Beyond enhancing heat transfer, modern thermal system design increasingly emphasizes thermodynamic efficiency, for which entropy generation analysis has become a vital diagnostic tool. Entropy generation, rooted in the second law of thermodynamics, quantifies the irreversibilities within a system arising from heat transfer, fluid friction, and magnetic field interactions. In convective heat transfer problems, especially those involving MHD effects and complex geometries, entropy generation offers deeper insight into energy degradation mechanisms that are not captured by conventional thermal performance metrics alone. In systems utilizing hybrid or ternary hybrid nanofluids, the transport properties are altered significantly, thereby affecting both heat transfer rates and viscous dissipation behaviour. When such fluids are subject to mixed convection in magnetically influenced cavities, the entropy generation is further affected by factors such as the strength and direction of the magnetic field, buoyancy-to-inertia force ratio, thermal conductivity enhancement, and geometrical disturbances introduced by internal bodies. Importantly, the position and shape of these inner structures can significantly redistribute local thermal gradients and velocity profiles, thereby altering the spatial pattern and magnitude of entropy generation.

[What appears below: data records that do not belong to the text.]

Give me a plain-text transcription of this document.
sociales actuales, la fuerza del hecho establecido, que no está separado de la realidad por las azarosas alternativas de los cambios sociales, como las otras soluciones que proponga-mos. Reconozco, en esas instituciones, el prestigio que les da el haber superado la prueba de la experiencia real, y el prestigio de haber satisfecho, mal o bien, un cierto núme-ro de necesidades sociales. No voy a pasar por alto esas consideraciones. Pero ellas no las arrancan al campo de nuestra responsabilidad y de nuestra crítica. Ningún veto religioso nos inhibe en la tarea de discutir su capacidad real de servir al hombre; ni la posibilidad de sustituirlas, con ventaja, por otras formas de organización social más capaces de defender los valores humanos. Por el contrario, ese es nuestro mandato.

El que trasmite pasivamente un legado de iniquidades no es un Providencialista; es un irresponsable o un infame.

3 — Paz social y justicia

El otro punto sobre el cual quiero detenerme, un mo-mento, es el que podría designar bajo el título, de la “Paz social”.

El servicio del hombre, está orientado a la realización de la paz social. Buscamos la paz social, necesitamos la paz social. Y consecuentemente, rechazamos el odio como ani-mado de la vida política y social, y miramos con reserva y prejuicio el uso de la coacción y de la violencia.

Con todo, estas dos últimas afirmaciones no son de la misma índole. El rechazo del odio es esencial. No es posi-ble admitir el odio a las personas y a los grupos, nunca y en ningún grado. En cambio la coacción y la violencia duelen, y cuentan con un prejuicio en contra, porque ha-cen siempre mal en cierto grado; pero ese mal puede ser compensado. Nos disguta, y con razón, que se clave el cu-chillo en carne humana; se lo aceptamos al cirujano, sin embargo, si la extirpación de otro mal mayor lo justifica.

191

In this study, a comprehensive entropy generation analysis is conducted to evaluate the thermodynamic irreversibilities associated with mixed MHD convection of ternary hybrid nanofluids in an inclined cavity containing a vertically positioned cooled saw-tooth structure. This approach not only aids in identifying regions of high entropy production but also contributes to optimizing the geometric and thermophysical parameters for energy-efficient thermal system design. Such entropy generation assessments in convective cavity flows have been widely explored in previous works, particularly in systems incorporating magnetic fields, nanofluids, and internal structures [28–30].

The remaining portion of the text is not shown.